Di Kampung Asei, Papua, tradisi melukis pada kulit kayu telah diwariskan dari generasi ke generasi. Ini bukan hanya sekedar kerajinan tangan, melainkan cerminan kehidupan masyarakat Asei yang kaya makna dan sejarah. Lukisan-lukisan ini awalnya berfungsi sebagai simbol dan peringatan penting bagi kehidupan kampung. Misalnya, lukisan ikan yang melambangkan sumber pangan utama, motif karang yang melambangkan tempat perlindungan leluhur atau gambar tombak dan kail yang menandakan mata pencaharian utama mereka sebagai nelayan.
Namun, dengan perubahan zaman, tradisi ini telah berevolusi menjadi kesenian yang bernilai tinggi.

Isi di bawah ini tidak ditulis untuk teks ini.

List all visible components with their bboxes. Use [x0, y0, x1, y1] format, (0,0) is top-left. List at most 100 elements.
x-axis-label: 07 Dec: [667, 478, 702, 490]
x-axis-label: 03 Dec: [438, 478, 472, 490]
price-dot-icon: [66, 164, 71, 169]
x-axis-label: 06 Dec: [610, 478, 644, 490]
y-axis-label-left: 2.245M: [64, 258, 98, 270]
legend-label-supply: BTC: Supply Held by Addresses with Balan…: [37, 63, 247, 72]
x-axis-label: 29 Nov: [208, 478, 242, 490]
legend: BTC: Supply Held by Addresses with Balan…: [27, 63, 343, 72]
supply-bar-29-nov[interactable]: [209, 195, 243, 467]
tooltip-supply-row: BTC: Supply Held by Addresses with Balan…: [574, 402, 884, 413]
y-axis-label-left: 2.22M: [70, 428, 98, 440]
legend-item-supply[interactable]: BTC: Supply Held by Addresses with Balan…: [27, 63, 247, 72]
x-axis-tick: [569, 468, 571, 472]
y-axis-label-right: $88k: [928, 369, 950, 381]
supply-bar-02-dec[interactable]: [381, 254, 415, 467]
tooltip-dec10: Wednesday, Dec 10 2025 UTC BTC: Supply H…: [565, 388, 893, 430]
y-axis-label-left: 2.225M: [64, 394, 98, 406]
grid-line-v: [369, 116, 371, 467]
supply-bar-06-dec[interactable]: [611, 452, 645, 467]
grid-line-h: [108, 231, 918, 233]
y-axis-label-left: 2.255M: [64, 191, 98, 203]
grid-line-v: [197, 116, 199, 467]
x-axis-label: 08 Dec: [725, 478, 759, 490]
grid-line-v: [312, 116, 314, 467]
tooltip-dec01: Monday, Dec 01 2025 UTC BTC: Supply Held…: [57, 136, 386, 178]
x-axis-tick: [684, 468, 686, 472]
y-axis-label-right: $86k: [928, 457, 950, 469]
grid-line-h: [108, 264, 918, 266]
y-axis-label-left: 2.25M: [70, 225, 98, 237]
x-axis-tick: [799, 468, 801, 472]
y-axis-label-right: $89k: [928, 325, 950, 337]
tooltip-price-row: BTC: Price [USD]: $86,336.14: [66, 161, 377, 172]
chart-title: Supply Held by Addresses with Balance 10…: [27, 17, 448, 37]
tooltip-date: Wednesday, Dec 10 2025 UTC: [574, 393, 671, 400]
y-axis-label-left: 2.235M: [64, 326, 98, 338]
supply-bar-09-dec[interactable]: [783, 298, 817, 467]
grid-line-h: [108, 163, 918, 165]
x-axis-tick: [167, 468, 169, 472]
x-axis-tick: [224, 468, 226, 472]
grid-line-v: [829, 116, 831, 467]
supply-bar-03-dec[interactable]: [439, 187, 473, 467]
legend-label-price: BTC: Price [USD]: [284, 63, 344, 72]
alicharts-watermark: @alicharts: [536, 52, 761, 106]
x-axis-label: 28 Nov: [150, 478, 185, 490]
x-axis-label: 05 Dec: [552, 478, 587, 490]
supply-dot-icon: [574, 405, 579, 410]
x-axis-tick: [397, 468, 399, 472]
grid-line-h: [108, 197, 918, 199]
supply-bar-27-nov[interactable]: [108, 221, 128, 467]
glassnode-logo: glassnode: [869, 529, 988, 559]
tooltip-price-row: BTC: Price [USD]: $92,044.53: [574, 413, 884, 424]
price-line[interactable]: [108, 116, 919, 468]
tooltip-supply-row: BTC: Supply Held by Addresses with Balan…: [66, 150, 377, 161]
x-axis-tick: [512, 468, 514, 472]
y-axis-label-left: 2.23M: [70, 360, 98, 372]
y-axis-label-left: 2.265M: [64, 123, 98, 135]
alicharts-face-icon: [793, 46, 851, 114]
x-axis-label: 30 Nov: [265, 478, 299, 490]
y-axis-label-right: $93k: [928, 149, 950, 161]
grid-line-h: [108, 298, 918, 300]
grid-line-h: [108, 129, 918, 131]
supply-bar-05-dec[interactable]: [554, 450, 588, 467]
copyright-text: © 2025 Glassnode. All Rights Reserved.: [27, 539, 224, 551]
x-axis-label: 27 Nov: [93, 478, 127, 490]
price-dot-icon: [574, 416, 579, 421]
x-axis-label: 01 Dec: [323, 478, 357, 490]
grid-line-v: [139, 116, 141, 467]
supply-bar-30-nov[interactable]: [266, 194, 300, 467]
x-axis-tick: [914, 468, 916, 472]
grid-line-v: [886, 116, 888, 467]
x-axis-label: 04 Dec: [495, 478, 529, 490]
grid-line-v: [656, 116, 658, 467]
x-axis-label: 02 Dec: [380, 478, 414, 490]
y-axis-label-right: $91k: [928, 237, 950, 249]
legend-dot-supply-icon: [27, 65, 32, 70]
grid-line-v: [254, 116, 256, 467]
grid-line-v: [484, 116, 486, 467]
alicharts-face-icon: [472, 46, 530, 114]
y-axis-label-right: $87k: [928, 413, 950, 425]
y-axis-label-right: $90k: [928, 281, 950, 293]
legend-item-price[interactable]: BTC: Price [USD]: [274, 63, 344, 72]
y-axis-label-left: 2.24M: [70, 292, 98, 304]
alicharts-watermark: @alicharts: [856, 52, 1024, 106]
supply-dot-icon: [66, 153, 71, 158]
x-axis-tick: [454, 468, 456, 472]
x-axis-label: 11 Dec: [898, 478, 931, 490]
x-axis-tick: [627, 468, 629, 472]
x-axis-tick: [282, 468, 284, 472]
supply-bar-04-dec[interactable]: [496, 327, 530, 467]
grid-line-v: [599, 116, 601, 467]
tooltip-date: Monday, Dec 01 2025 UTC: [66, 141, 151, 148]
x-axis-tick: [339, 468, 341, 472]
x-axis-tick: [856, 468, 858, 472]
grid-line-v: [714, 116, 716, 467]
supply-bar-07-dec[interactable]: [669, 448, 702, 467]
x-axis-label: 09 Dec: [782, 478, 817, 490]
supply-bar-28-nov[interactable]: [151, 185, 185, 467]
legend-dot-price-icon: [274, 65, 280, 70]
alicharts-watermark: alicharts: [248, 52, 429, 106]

Kini, hampir setiap pria di Asei bisa melukis pada kulit kayu. Motifnya pun semakin beragam, menyesuaikan dengan perkembangan zaman, namun tetap mempertahankan kualitas dan nilai autentik yang menjadi ciri khas mereka.
Masyarakat Asei melukis menggunakan warna-warna alami. Warna merah diambil dari sari buah merah, hitam dari arang dan putih dari kapur, mirip dengan yang digunakan untuk mengunyah pinang. Warna-warna ini merupakan bagian penting dari keaslian yang dipertahankan. Meski begitu, untuk meningkatkan produktivitas dan memenuhi permintaan yang terus meningkat, mereka kini juga menggunakan bahan-bahan modern seperti cat penghitam rambut untuk warna hitam dan pewarna pakaian untuk warna merah.
Keunikan lain dari lukisan kulit kayu Asei adalah alat yang digunakan untuk melukis, yaitu batang tunas kelapa muda. Alat ini diambil dari pohon kelapa yang banyak tumbuh di Pulau Asei. Menurut masyarakat setempat, penggunaan batang tunas kelapa ini memberikan guratan khas pada lukisan mereka. Ini juga menjadi cara mereka membedakan lukisan asli dengan tiruan.
Proses pembuatan lukisan ini dimulai dengan pengambilan kulit kayu dari pohon khombouw yang banyak ditemukan di sekitar Pulau Asei. Kulit kayu tersebut kemudian dikupas, dijemur, dan dibiarkan kering sebelum siap untuk dilukis.
Kini, lukisan kulit kayu khas Asei sudah dikenal hingga ke mancanegara. Pesanan datang dari berbagai penjuru, baik dari dalam maupun luar negeri. Harga lukisan ini bervariasi, mulai dari Rp 5.000 hingga Rp 500.000, tergantung pada ukuran dan detailnya. Dari yang tadinya hanya untuk konsumsi pribadi, lukisan kulit kayu kini menjadi sumber penghasilan yang signifikan bagi masyarakat Asei.
Lukisan kulit kayu ini tidak hanya melambangkan kreativitas dan keterampilan masyarakat Asei, tetapi juga cara mereka mempertahankan dan mengenalkan budaya mereka kepada dunia. Tradisi yang awalnya sederhana ini kini telah berkembang menjadi kesenian yang diakui dan dihargai banyak orang.